Il existe dans l’inconscient des forces si malveillantes qu’elles n’offrent que froideur à toute tentative d’évolution ou de nouveauté.
Elles apparaissent parfois dans les rêves sous les traits d’un démon du froid — ou même du diable. Et l’influence de ce démon est telle qu’un épais brouillard givrant entoure toute nouvelle pousse, qu’il s’agisse de conscience nouvelle, d’impulsions de vie ou de créativité, du moindre germe de plénitude ou même d’espoir.

Dans un monde de jugements et de condamnations en tout genre dont beaucoup d’entre nous ont hérité, l’ingrédient indispensable à la croissance a souvent cruellement manqué depuis l’enfance : le feu secret des Alchimistes, l’amour, la bienveillance, la patiente attention à ce qui fait timidement son apparition.
A sa place, quelque chose de démoniaque s’est installé dans la psyché, fort de longues pratiques ancestrales.
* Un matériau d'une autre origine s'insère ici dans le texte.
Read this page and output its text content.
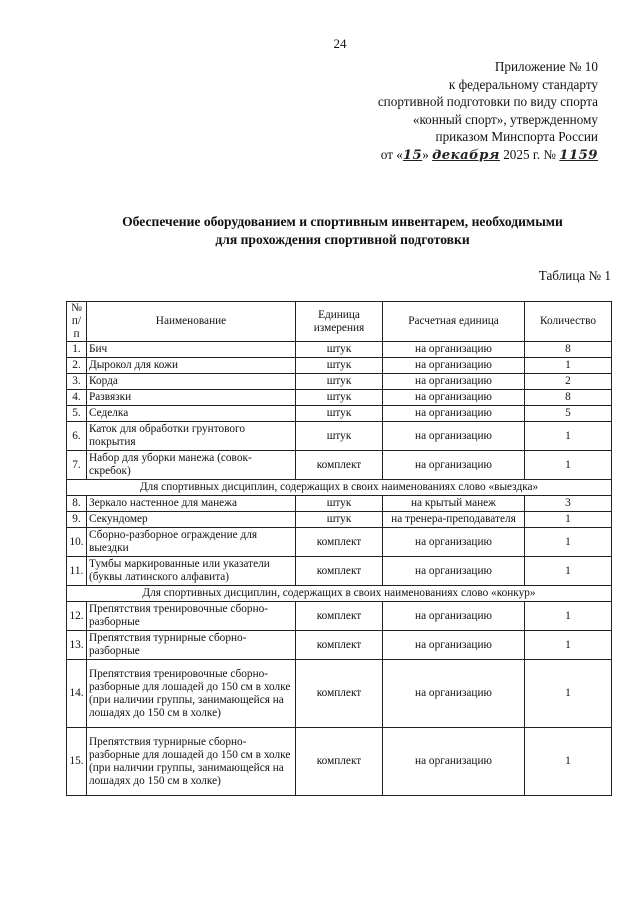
24
Приложение № 10
к федеральному стандарту
спортивной подготовки по виду спорта
«конный спорт», утвержденному
приказом Минспорта России
от «15» декабря 2025 г. № 1159
Обеспечение оборудованием и спортивным инвентарем, необходимыми
для прохождения спортивной подготовки
Таблица № 1
№ п/п	Наименование	Единица измерения	Расчетная единица	Количество
1.	Бич	штук	на организацию	8
2.	Дырокол для кожи	штук	на организацию	1
3.	Корда	штук	на организацию	2
4.	Развязки	штук	на организацию	8
5.	Седелка	штук	на организацию	5
6.	Каток для обработки грунтового покрытия	штук	на организацию	1
7.	Набор для уборки манежа (совок-скребок)	комплект	на организацию	1
Для спортивных дисциплин, содержащих в своих наименованиях слово «выездка»				
8.	Зеркало настенное для манежа	штук	на крытый манеж	3
9.	Секундомер	штук	на тренера-преподавателя	1
10.	Сборно-разборное ограждение для выездки	комплект	на организацию	1
11.	Тумбы маркированные или указатели (буквы латинского алфавита)	комплект	на организацию	1
Для спортивных дисциплин, содержащих в своих наименованиях слово «конкур»				
12.	Препятствия тренировочные сборно-разборные	комплект	на организацию	1
13.	Препятствия турнирные сборно-разборные	комплект	на организацию	1
14.	Препятствия тренировочные сборно-разборные для лошадей до 150 см в холке (при наличии группы, занимающейся на лошадях до 150 см в холке)	комплект	на организацию	1
15.	Препятствия турнирные сборно-разборные для лошадей до 150 см в холке (при наличии группы, занимающейся на лошадях до 150 см в холке)	комплект	на организацию	1
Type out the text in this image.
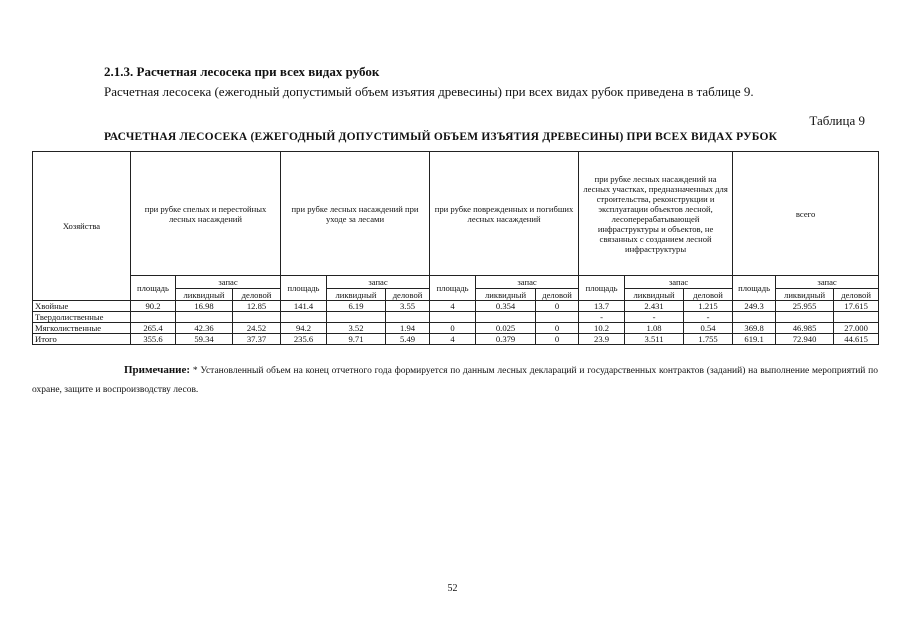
2.1.3. Расчетная лесосека при всех видах рубок
Расчетная лесосека (ежегодный допустимый объем изъятия древесины) при всех видах рубок приведена в таблице 9.
Таблица 9
РАСЧЕТНАЯ ЛЕСОСЕКА (ЕЖЕГОДНЫЙ ДОПУСТИМЫЙ ОБЪЕМ ИЗЪЯТИЯ ДРЕВЕСИНЫ) ПРИ ВСЕХ ВИДАХ РУБОК
Хозяйства	при рубке спелых и перестойных лесных насаждений			при рубке лесных насаждений при уходе за лесами			при рубке поврежденных и погибших лесных насаждений			при рубке лесных насаждений на лесных участках, предназначенных для строительства, реконструкции и эксплуатации объектов лесной, лесоперерабатывающей инфраструктуры и объектов, не связанных с созданием лесной инфраструктуры			всего		
	площадь	запас		площадь	запас		площадь	запас		площадь	запас		площадь	запас	
		ликвидный	деловой		ликвидный	деловой		ликвидный	деловой		ликвидный	деловой		ликвидный	деловой
Хвойные	90.2	16.98	12.85	141.4	6.19	3.55	4	0.354	0	13.7	2.431	1.215	249.3	25.955	17.615
Твердолиственные										-	-	-			
Мягколиственные	265.4	42.36	24.52	94.2	3.52	1.94	0	0.025	0	10.2	1.08	0.54	369.8	46.985	27.000
Итого	355.6	59.34	37.37	235.6	9.71	5.49	4	0.379	0	23.9	3.511	1.755	619.1	72.940	44.615
Примечание: * Установленный объем на конец отчетного года формируется по данным лесных деклараций и государственных контрактов (заданий) на выполнение мероприятий по охране, защите и воспроизводству лесов.
52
Mais quand, guidée par ses rêves, une femme est suffisamment courageuse pour aborder cette strate de son monde intérieur — malgré la température glaciale qui y règne —, si elle peut protéger suffisamment longtemps la lumière de la conscience,  elle constate en effet qu’il gèle en son enfer et mesure dans le même temps son isolement : ce gel, elle peut le voir, s’étend à ses relations et paralyse tout élan, bloquant ainsi toute possibilité d’obtenir aide et chaleur humaine.
Le courage qui l’habite à ce moment-là est décisif, car un tournant se produit alors dans son existence. Cette prise de conscience lui permet de se distancer de ce démon et de s’en affranchir… puis de s’accorder à elle-même la douceur dont elle a tant besoin pour renouer avec sa véritable essence.

Si, par ailleurs, elle respecte suffisamment les images de ses rêves et qu’elle a soin de se relier à elles — par exemple par un travail créatif ou une imagination active —, si elle se laisse toucher par leur beauté, leur intensité ou leurs promesses, alors quelque chose reprend vie dans son monde intérieur et dans ses tripes, invitant l’animus conscient à honorer le côté précieux de toute étincelle de vie.